Here is this week’s Collect, for the 6th Sunday of Easter in the Ordinary Form:
Fac nos, omnipotens Deus, hos laetitiae dies, quos in honorem Domini resurgentis exsequimur, affectu sedulo celebrare, ut quod recordatione percurrimus semper in opere teneamus.
This is glued together from bits and pieces gleaned from prayers in the ancient Veronese and Gelasian Sacramentary.
Affectus means “a state or disposition of mind, mood” or “affection” in the sense of “love, desire, fondness” etc. Sedulus, is “busy, diligent, careful”. There is also an adverb, sedulo. Teneo has connotations of “to grasp”, both in the physical and intellectual senses. Recordatio is “a recalling to mind”. It betokens bringing something back to the heart (cor).

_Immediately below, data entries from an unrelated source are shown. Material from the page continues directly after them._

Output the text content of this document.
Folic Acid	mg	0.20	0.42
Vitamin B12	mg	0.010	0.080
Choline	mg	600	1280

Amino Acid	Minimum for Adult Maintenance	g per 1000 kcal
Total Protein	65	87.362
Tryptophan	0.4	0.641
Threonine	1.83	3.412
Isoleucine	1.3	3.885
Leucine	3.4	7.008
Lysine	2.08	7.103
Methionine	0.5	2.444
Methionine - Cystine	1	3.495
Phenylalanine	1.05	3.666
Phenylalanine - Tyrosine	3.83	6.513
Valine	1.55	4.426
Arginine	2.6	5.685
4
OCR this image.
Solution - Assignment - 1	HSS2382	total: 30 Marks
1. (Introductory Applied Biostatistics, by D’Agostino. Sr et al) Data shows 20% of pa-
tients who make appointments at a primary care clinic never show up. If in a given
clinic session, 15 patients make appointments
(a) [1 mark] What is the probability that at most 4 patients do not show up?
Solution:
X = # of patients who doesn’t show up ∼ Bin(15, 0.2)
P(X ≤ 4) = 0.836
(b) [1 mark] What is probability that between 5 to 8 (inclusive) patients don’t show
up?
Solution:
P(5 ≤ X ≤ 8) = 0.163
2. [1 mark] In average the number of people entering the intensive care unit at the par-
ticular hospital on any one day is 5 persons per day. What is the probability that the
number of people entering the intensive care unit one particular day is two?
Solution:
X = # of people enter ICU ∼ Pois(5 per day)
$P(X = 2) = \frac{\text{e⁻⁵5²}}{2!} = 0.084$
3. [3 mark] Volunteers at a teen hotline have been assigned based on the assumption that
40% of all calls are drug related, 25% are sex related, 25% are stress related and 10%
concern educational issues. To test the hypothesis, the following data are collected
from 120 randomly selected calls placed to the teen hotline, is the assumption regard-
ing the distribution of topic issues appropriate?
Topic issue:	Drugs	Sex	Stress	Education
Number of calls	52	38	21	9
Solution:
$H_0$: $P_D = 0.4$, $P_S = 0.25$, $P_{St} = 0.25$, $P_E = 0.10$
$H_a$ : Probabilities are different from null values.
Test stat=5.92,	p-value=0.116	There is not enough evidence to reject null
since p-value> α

SLAVISHLY LITERAL RENDERING:
Almighty God, cause us to celebrate these days of joy, which we are carrying out in honor of the rising Lord with zealous affection, so that we may grasp in deed what we are traversing in remembrance.
We could even say something like “busy love” for that affectus sedulus.
CURRENT ICEL (2011):
Grant, almighty God, that we may celebrate with heartfelt devotion these days of joy, which we keep in honor of the risen Lord, and that what we relive in remembrance we may always hold to in what we do.
In our Collect we call up from memory and call to mind (heart – cor) gifts that are so important that they must summon forth concrete responses from here and now. Certainly this is true during Holy Mass, when the priest does what Our Lord commanded us as a Church to do: “Do this in memory (commemoratio) of me.”
Allow me to digress a little about the concept of “memory”.
St. Augustine of Hippo (+430) makes a connection between recordatio and memoria in a letter to his childhood friend and fellow convert Nebridius (ep. 7). For Augustine, memory was the place of encounter between the self and God in what he calls beata vita, the “blessed life”, which refer to the happiness that comes from unity with God.
When looking for ways to explain the Trinity and to recognize Its reflection mirrored in man himself, Augustine personifies (hypostasizes) memory, intellect and will, having memory correspond to God the Father. For Augustine, memory was both the locus of the self as well as the faculty that connects the here and now with the past and future. Memory is therefore a sort of “vanishing point”, constantly slipping away into the past. It also where the self and God and are found together. God keeps us from vanishing into something even less than a memory.
Our liturgical commemoration during Mass is more than a simple “remembrance of things past.” The rising of the Lord (which some say is symbolized by the reuniting of Christ’s Body and Blood when the priest drops the small particle broken from the Host back the chalice) means that we also, even in this earthly life, are rising in Him.
We are risen, rising, and about to rise all at the same time.
We must respond in concrete ways with gratitude for the gift of life, the gift of being in God’s image, the gift of the dignity this image gives us, the gift Our Lord gave us when He opened again the way to communion with the Trinity and the Beatific Vision. Good works performed by the baptized in charity and in conscience unity with Christ, are simultaneously our acts and His acts. In works of mercy performed in true charity, we experience a liberation, a freeing from the past, present, and even the future. Christians remind and remember who they are by submitting to Christ in the service of others.
Commemorate the mysteries of Easter with busy love.